Keywords that attract the wrong audience defeat the great benefits of search in advertising. For example, if you are targeting potential franchisees, using a competitor name without adding the word “franchise” defeats the purpose of your efforts. Also, you must constantly monitor the terms being searched that cause your ad to appear. If you find your ad turning up in the wrong searches, in front of the wrong people, categorize those keywords as “negative keywords” to keep from accruing clicks that drive down your quality score (more on that below.)

4. Franchise advertising needs the right social media platform.

Part of understanding your target audience is knowing where they “gather” on social media. Are you targeting male and female corporate executives? Look on LinkedIn. Blue collar 40-something foodies? Facebook. Entrepreneur majors and millennials? More likely to find them on Instagram and SnapChat. Social media platforms can be general or extremely specific, are often reasonably affordable and can be an asset to your overall franchise marketing campaign when utilized correctly. But caution should be used to monitor your results as your budget can quickly be exhausted.

5. You are missing an opportunity on Facebook.

Facebook can be great for franchise advertising because it is cheap, and can be very, very specific when it comes to your target market. It is possible to literally target someone like “female vegans who own dogs.” The trick, however, is to use video. If you aren’t using video on Facebook, you are wasting your advertising dollars when looking for prospective franchisees. We recommend a founder video between 60 and 90 seconds.

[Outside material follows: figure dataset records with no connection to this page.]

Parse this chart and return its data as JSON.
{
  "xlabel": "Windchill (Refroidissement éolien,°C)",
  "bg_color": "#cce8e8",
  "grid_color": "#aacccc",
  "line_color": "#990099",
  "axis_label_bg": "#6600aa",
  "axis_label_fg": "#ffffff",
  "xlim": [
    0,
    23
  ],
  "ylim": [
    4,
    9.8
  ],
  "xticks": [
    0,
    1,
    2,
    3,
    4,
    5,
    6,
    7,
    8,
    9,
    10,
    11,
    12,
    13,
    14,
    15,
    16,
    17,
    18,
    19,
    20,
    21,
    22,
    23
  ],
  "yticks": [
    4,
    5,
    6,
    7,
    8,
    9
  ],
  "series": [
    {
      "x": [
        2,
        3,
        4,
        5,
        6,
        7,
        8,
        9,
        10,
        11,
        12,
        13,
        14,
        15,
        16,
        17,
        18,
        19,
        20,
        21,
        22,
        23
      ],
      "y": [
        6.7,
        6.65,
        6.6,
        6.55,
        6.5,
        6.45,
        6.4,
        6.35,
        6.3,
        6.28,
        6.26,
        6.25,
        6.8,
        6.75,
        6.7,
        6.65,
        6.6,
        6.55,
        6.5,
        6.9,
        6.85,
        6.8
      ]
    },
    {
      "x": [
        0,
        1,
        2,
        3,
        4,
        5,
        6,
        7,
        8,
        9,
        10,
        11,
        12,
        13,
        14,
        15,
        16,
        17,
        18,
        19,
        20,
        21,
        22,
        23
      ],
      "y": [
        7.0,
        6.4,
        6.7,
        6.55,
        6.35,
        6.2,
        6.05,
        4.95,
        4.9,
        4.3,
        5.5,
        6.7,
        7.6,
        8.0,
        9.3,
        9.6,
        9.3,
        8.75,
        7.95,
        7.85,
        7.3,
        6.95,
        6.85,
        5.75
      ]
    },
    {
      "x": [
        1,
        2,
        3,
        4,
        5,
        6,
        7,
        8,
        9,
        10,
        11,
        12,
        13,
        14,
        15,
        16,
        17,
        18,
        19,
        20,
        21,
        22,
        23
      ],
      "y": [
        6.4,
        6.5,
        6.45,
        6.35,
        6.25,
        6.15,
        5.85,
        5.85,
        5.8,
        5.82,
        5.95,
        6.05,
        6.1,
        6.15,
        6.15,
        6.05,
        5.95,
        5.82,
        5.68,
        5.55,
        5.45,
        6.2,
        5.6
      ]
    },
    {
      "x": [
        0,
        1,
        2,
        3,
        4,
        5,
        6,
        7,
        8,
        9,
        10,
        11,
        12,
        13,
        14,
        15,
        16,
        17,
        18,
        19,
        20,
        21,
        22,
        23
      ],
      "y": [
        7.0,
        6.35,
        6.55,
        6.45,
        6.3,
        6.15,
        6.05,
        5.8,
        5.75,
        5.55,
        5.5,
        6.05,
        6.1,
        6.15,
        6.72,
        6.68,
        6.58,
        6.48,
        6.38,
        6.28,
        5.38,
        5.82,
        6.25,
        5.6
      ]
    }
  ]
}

6. You are paying too much for a lead.

This is where analytics are extremely important. Every bit of advertising spend, with the exception of public relations, should be measurable and monitored. If you aren’t getting quality leads for the money you are spending, you should analyze, adapt and revamp. There are some great tools, like Agency Analytics, that will ensure you are tracking every source of lead that comes through your website.

7. Your landing page is poorly designed.

Landing pages exist to convert. If they are not capturing leads, you are doing it wrong. A good landing page offers a value proposition potential franchisees can’t refuse. Hook them with an eBook, an industry study, or something that explains exactly why they should become your newest franchisee. Keep in mind that 75% of your franchise leads will come from a mobile device. The landing page needs to quickly provide all the information they need to express interest without the need to navigate through several pages on your website.

8. You are using bad copy.

Spelling and grammar aren’t just for grade school. Misspelled words, run-on sentences, slang. These all bring an unprofessional vibe to your brand. Your franchise website, profile or blog often make the first impression to franchise candidates. If you fail to intelligently portray your franchise concept via written language, why would a potential franchisee believe you can intelligently support them in business?

9. You are ignoring your Google Quality Score.

Quality Score is a form of measurement (from 1-10) used by Google Ads to inform advertisers of the likelihood their campaign will perform well. If the score is low, that means your campaign is failing in one of these areas: key words, ads, a landing page that doesn’t correlate with the ad copy, or low user interaction on your site after they click the ad. The higher your quality score the lower your cost to show high in the search results.

10. You are not retargeting your online visitors.

If a visitor to your website leaves without converting, you should be showing ads to them as they browse other sites. These are called retargeting ads and are an inexpensive ad strategy that commonly results in a lower cost per lead.

11. Your franchise advertising isn’t popping up with the competition.

You should absolutely be placing search ads when someone searches for your competitor name. Be careful not to mention your competitor’s name in your ad copy as it could result in a cease and desist order, or worse.